Peugeot 308 long-term test: report 3

The plug-in version of Peugeot's 308 family car can officially travel up to 37 miles on electric power. However, now we're finding our what it's actually like to live with...

Loading the 308 boot

The car Peugeot 308 Hybrid 180 Allure Premium e-EAT8 Run by Kiall Garrett, senior videographer

Why it’s here To find out if the plug-in hybrid version of this family hatchback can be an efficient day-to-day workhorse

Needs to be Comfortable on long journeys and uber-efficient on short ones while having the space for lots of camera equipment

Mileage 8937 List Price £38,640 Target Price £35,974 Price as tested £38,460 Official economy 281.1mpg Test economy 48.1mpg

28 August 2023 – Moving and shaking

If you want something big and practical you have to get a high-riding and expensive SUV, right? This might be the thought-process for lots of new car buyers, but I’m not so sure they’re all correct.

You see, I’ve had the chance to run a variety of SUVs of all shapes and sizes as company cars in my time at What Car?. And as a cameraman always chained to mountains of equipment, practicality is one of my biggest considerations when choosing a new car. Video shoots have been a good test of my Peugeot 308’s load-lugging ability, but this is not a big, high-riding SUV, but rather a humble family car offering a competitive 361 litres of storage in its boot – or 1271 litres if you lower the rear seats.

308 boot underfloor storage

This is, admittedly, a reduction of 51 litres on the 412-litre boot you find in the regular petrol version of the 308. Because I’ve got the plug-in hybrid, I lose a bit of space as a result of the extra batteries that have to be stored under the body. It’s a shame it’s not as big as the regular car, but I can’t say I’ve ever missed that extra 51 litres.

For my day-to-day practicality needs, the 308 has aced things so far. But what about the ultimate test: a house move? I packed what I could into the 308 before the main moving day, partly to reduce the workload, but also to see how many runs I'd need between my old place and my new.
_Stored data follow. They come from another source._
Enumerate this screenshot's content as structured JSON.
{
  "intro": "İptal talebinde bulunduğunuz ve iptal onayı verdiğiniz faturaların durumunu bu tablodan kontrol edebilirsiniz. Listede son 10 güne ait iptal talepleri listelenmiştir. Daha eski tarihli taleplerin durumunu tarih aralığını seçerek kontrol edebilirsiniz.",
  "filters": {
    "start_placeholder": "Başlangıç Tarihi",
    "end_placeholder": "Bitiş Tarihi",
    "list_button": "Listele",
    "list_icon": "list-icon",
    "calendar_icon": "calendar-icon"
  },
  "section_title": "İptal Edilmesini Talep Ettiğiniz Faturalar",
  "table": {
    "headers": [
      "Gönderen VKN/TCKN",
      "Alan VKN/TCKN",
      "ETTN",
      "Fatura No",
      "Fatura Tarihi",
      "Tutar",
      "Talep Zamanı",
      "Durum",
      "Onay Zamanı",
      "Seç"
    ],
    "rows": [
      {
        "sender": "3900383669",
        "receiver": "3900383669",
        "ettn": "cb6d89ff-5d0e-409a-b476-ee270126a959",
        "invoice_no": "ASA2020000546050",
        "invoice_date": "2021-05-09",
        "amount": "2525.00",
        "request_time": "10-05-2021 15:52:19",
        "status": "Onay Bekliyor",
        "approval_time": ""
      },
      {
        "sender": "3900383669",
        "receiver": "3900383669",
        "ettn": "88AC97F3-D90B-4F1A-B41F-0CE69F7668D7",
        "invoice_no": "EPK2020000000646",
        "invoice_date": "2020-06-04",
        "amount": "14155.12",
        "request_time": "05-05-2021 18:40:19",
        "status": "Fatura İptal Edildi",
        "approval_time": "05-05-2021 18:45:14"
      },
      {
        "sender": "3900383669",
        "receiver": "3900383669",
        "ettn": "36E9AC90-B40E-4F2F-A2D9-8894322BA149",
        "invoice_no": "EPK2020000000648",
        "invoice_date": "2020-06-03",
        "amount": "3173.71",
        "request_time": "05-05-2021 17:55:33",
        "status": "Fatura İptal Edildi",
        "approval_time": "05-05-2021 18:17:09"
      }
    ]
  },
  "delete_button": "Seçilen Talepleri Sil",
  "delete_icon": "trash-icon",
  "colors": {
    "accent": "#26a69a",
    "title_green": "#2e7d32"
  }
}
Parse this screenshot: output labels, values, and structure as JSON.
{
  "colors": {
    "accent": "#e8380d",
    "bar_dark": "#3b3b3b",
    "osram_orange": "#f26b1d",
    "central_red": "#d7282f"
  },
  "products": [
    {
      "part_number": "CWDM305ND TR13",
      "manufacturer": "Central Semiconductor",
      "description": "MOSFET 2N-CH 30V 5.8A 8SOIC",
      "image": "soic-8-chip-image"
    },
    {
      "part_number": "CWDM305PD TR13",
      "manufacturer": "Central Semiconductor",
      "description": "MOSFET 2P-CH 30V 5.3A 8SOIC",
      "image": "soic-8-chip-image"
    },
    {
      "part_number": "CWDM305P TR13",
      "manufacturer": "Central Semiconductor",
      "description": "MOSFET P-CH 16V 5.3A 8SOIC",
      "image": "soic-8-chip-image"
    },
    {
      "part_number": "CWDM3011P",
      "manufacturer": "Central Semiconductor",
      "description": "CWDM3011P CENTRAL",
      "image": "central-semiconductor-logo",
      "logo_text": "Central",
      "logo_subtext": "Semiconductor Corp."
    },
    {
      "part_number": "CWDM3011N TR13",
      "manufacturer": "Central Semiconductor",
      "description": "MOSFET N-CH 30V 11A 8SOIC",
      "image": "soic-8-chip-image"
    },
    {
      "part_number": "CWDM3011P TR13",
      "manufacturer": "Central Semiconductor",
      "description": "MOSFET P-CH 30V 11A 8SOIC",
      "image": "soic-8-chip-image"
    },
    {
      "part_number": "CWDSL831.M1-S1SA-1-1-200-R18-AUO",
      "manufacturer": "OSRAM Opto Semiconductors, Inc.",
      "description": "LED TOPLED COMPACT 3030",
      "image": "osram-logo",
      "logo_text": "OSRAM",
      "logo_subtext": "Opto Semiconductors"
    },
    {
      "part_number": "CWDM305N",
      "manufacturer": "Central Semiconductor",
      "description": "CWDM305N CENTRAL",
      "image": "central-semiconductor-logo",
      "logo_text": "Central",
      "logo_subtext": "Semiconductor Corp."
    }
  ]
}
308 boot filled with furniture

A few bags of garden waste, one TV stand and a bench later; the 308 was stocked and ready to go – rear seats down and all, this time. Flattening them is easy, it just needs a tug on the release found on the shoulder of the outer two seats, and when they’re down they’re pretty flat with the boot floor – helpful for sliding long, bulky items in.

But when it comes to practicality, it’s not just the boot you need to consider. Up front, the 308 has a handy split armrest which opens up to reveal a helpfully-sized cubby hiding a couple of USB-C ports. This means I can charge my phone and keep it neatly tucked away, still using Apple CarPlay, without the cable and phone flying around the centre console, which I really like.

True, there is a wireless phone charging station below the infotainment system itself, but my phone seems to very quickly overheat after not getting a lot of charge, so I prefer to use the cable.

Charging cables fitting in underfloor storage

The only disappointing thing when it comes to practicality in my 308 is the underfloor storage. Of course, it’s a bonus to get any extra storage here at all, but the tiny rectangular space on offer means that, if you want to keep the charging cables in there, you need to feed them back into the space with care after you're done charging.

A couple of trips over the course of the day and I was all settled in, owing a huge debt to this spacious family car. Proof, then, that even if you need space, you don't neccessarily need to worship at the SUV altar.